Tera Scale Lab: Where hardware meets software
During a recent visit to Santa Clara in California, IT PRO took a look round Intel’s Tera Scale project, where the company researches the hardware and software of the future.
"Using high speed optical communication our plan is to have memory for all the servers in a separate rack. This will allow quick and flexible allocation of memory between processors when the need arises," Bautista mentions.
Intel has demonstrated a theoretical 1Tb/sec optical path using lasers manufactured in silicon. The link consists of 25 lasers communicating a 40Gb/sec each. Every laser uses a separate waveguide with a separate wavelength thereby multiplexing the 25 signals over a single fibre.
From hardware to software
Tera Scale Lab is not only about hardware. There is also a lot of research on software going on. Right now the most exciting is the new programming language Ct especially designed to make it easy for programmers to write multi core applications.
In essence, Ct is both a programming language for parallel programming and a runtime. Ct lets software engineers program parallel threads without worrying about the number of cores available at runtime.
The runtime environment takes care of distributing the threads across the available core in the most effective fashion. This way an application will be coded is the same whether it runs on a dual core processor or a forthcoming octo core.

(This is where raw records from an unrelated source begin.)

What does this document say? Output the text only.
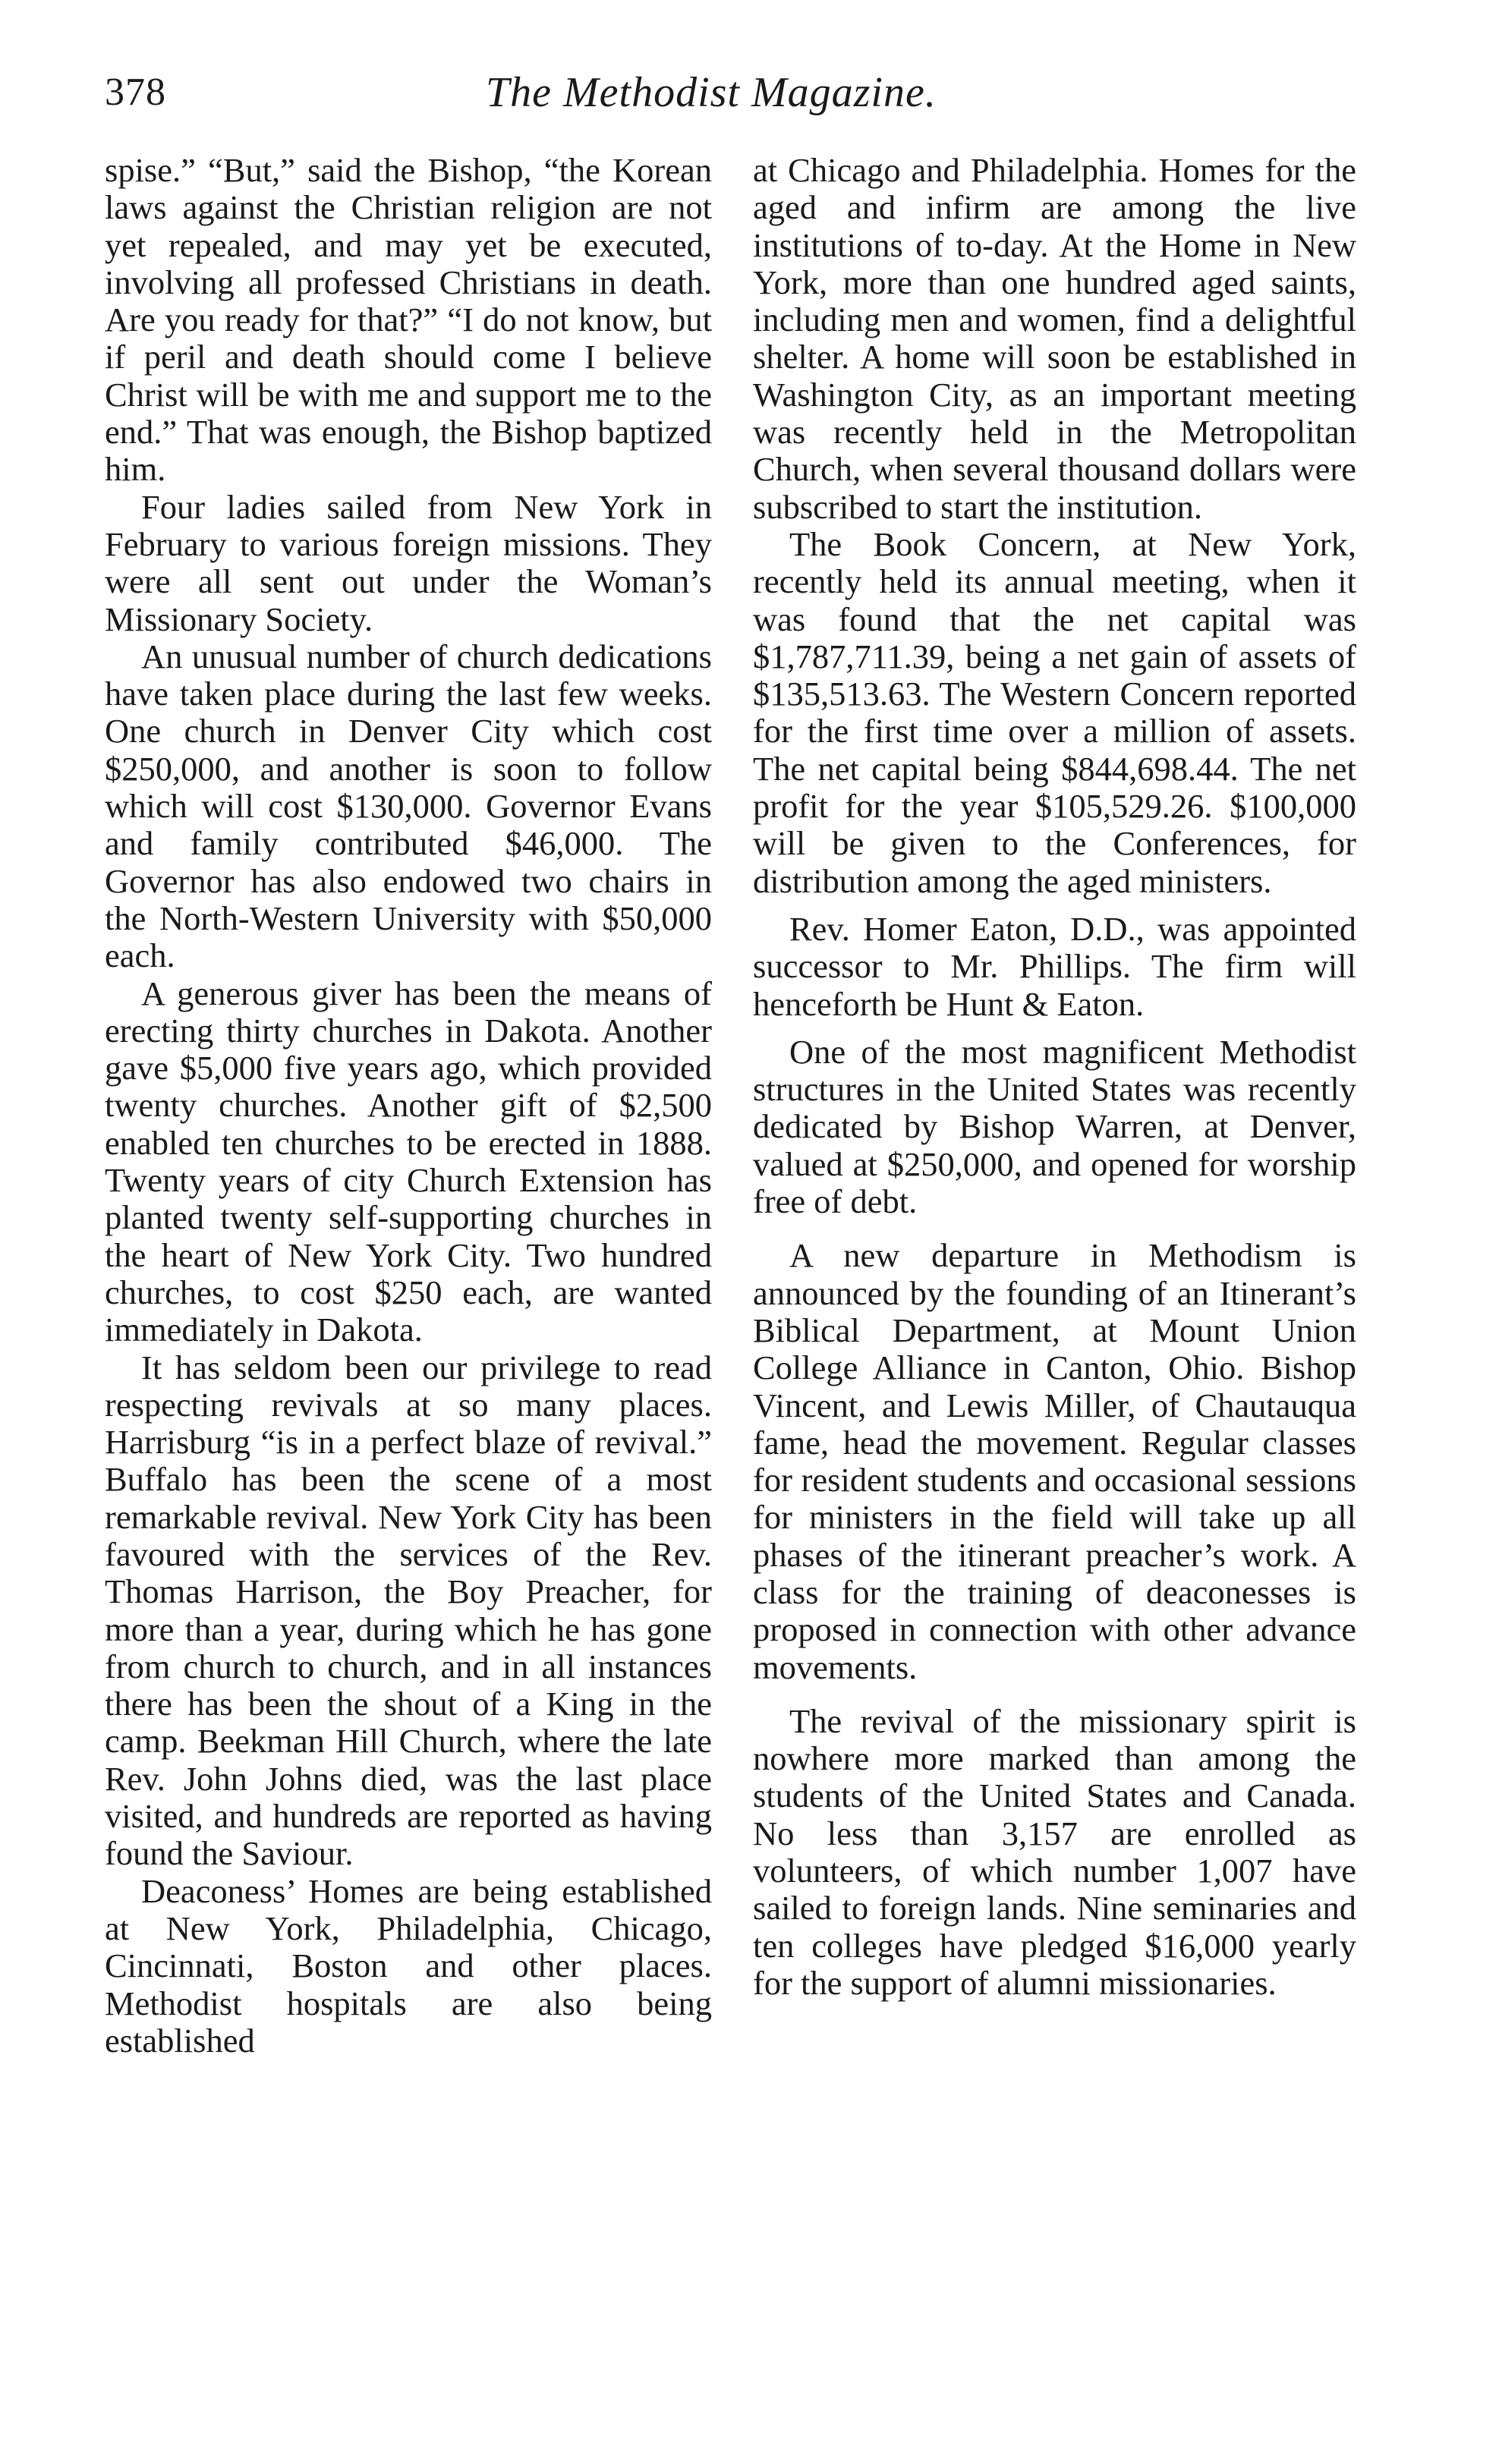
378	The Methodist Magazine.

spise.” “But,” said the Bishop, “the Korean laws against the Christian religion are not yet repealed, and may yet be executed, involving all professed Christians in death. Are you ready for that?” “I do not know, but if peril and death should come I believe Christ will be with me and support me to the end.” That was enough, the Bishop baptized him.

Four ladies sailed from New York in February to various foreign missions. They were all sent out under the Woman’s Missionary Society.

An unusual number of church dedications have taken place during the last few weeks. One church in Denver City which cost $250,000, and another is soon to follow which will cost $130,000. Governor Evans and family contributed $46,000. The Governor has also endowed two chairs in the North-Western University with $50,000 each.

A generous giver has been the means of erecting thirty churches in Dakota. Another gave $5,000 five years ago, which provided twenty churches. Another gift of $2,500 enabled ten churches to be erected in 1888. Twenty years of city Church Extension has planted twenty self-supporting churches in the heart of New York City. Two hundred churches, to cost $250 each, are wanted immediately in Dakota.

It has seldom been our privilege to read respecting revivals at so many places. Harrisburg “is in a perfect blaze of revival.” Buffalo has been the scene of a most remarkable revival. New York City has been favoured with the services of the Rev. Thomas Harrison, the Boy Preacher, for more than a year, during which he has gone from church to church, and in all instances there has been the shout of a King in the camp. Beekman Hill Church, where the late Rev. John Johns died, was the last place visited, and hundreds are reported as having found the Saviour.

Deaconess’ Homes are being established at New York, Philadelphia, Chicago, Cincinnati, Boston and other places. Methodist hospitals are also being established

at Chicago and Philadelphia. Homes for the aged and infirm are among the live institutions of to-day. At the Home in New York, more than one hundred aged saints, including men and women, find a delightful shelter. A home will soon be established in Washington City, as an important meeting was recently held in the Metropolitan Church, when several thousand dollars were subscribed to start the institution.

The Book Concern, at New York, recently held its annual meeting, when it was found that the net capital was $1,787,711.39, being a net gain of assets of $135,513.63. The Western Concern reported for the first time over a million of assets. The net capital being $844,698.44. The net profit for the year $105,529.26. $100,000 will be given to the Conferences, for distribution among the aged ministers.

Rev. Homer Eaton, D.D., was appointed successor to Mr. Phillips. The firm will henceforth be Hunt & Eaton.

One of the most magnificent Methodist structures in the United States was recently dedicated by Bishop Warren, at Denver, valued at $250,000, and opened for worship free of debt.

A new departure in Methodism is announced by the founding of an Itinerant’s Biblical Department, at Mount Union College Alliance in Canton, Ohio. Bishop Vincent, and Lewis Miller, of Chautauqua fame, head the movement. Regular classes for resident students and occasional sessions for ministers in the field will take up all phases of the itinerant preacher’s work. A class for the training of deaconesses is proposed in connection with other advance movements.

The revival of the missionary spirit is nowhere more marked than among the students of the United States and Canada. No less than 3,157 are enrolled as volunteers, of which number 1,007 have sailed to foreign lands. Nine seminaries and ten colleges have pledged $16,000 yearly for the support of alumni missionaries.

Finally, Intel is also coding simulations that show what future processors may be able to achieve. The most impressive is a football match between England and Germany (named AMD and Intel in the demo) where the software identifies the ball and all the players in real time. The purpose of the software is to allow consumers to let their computers automatically sift through videos, automatically classify them, then make short video highlight packages.